|
|
|
|
|
by kafrofrite
1511 days ago
|
|
There's some theoretical background on how collision functions work. Generally, the assumption is that the hashing functions in cryptography meet the following:
- Each input can be quickly converted to a digest (hash).
- Getting from a digest to the input should be infeasible.
- It should be infeasible to produce two inputs such that they map to the same digest (although strictly mathematically, people tend to prove it is inefficient to do so).
and a few more assumptions that are irrelevant for your question. In a nutshell, the idea is that hashing functions are deterministic. One input maps to one output and by knowing the output I cannot find the input nor I can produce two inputs that map to the same output.

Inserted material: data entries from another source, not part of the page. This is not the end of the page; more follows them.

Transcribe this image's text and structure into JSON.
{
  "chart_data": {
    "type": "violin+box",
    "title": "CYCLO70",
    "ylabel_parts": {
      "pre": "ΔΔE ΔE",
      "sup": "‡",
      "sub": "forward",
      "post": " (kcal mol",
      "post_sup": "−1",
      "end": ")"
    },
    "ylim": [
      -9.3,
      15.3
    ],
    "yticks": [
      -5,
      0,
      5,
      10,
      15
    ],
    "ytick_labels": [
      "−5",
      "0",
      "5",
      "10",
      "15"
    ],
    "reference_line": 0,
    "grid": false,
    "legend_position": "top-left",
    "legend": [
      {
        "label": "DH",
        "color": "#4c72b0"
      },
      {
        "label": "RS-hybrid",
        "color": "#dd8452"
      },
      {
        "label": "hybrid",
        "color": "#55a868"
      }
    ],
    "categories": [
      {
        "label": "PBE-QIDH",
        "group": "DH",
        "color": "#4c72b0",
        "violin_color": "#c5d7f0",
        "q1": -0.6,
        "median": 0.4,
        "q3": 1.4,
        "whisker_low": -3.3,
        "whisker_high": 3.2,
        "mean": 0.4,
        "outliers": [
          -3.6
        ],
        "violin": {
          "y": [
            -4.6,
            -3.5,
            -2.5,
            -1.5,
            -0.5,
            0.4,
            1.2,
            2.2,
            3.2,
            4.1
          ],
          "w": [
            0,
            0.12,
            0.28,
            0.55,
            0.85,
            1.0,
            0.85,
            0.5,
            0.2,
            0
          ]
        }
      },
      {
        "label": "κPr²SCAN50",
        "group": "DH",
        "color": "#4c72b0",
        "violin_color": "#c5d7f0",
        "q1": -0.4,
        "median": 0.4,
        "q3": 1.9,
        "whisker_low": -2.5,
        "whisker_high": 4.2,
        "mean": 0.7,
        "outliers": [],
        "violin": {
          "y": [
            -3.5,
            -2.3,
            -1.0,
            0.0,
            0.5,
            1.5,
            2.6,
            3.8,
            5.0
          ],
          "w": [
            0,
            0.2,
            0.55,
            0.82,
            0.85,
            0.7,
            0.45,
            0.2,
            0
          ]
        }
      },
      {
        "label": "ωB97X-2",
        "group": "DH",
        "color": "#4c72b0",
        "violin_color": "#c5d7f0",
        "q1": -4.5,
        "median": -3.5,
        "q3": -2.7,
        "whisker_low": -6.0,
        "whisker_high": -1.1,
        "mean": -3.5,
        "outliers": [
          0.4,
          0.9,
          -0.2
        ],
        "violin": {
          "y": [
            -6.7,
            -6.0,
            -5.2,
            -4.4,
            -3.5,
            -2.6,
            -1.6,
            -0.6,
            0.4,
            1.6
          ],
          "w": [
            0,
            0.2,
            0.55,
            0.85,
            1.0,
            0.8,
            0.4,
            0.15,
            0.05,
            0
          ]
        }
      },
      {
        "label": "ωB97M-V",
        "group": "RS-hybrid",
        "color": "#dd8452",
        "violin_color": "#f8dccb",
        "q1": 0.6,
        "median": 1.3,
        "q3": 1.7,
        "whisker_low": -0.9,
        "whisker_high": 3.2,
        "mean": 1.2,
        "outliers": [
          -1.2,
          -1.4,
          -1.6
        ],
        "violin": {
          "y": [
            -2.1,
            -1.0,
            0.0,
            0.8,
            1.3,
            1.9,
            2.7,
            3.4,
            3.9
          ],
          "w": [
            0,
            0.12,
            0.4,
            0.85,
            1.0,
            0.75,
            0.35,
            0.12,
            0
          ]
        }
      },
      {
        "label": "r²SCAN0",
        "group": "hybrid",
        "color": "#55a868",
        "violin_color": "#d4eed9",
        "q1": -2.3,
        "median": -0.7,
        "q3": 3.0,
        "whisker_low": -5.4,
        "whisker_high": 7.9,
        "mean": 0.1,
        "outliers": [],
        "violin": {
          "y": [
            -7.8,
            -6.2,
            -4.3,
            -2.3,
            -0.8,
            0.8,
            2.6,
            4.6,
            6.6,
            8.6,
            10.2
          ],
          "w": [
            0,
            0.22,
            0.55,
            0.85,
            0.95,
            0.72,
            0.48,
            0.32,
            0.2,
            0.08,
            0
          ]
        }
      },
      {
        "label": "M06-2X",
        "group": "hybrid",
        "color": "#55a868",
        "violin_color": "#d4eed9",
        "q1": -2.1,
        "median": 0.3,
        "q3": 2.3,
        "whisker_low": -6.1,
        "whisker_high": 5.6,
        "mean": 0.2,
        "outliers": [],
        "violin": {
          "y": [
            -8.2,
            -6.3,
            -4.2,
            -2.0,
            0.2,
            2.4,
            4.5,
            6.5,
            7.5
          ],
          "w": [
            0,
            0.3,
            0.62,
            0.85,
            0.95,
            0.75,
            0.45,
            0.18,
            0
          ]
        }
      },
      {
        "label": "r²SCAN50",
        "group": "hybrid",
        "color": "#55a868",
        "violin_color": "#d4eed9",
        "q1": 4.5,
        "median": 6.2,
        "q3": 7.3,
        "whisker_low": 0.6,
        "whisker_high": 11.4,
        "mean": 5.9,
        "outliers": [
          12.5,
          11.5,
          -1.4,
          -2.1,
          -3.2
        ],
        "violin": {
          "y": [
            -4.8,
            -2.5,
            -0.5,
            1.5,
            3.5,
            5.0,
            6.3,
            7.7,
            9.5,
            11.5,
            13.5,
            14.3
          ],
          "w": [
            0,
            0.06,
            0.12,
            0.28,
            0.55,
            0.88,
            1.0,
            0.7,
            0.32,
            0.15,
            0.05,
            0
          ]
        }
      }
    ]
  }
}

Now, those attacks basically violate the principle that one input maps to one output. Suddenly, many inputs map to the same output. What's the risk though?
You want to download a Linux Distro with hash digest of value ABC. I'm somewhat interested in people using that linux distro so I tamper the distro to introduce a tracking mechanism that also produces ABC when hashed. You download the distro, verify that the hash is indeed ABC and install it. A more structured answer to your question is available here https://github.com/corkami/collisions (he also put together a presentation that I can't find right now).
Hope this helps :) |
|
> Now, those attacks basically violate the principle that one input maps to one output
That’s not really… the principal. That’s an impossible desire. You simply cannot fit a larger set in a smaller set. Any function that transforms an arbitrary set of data into a smaller set of data is definitionally going to have collisions.
A flawless hashing function that transforms an arbitrary amount of data into a fixed amount of data is subject to an infinite number of collisions for every given output.
The problem is not that there are collisions, it’s mathematically impossible for there not to be. The problem is the speed at which they can be found. If you can find them quickly enough, the potential exists in finding malicious inputs in the mix.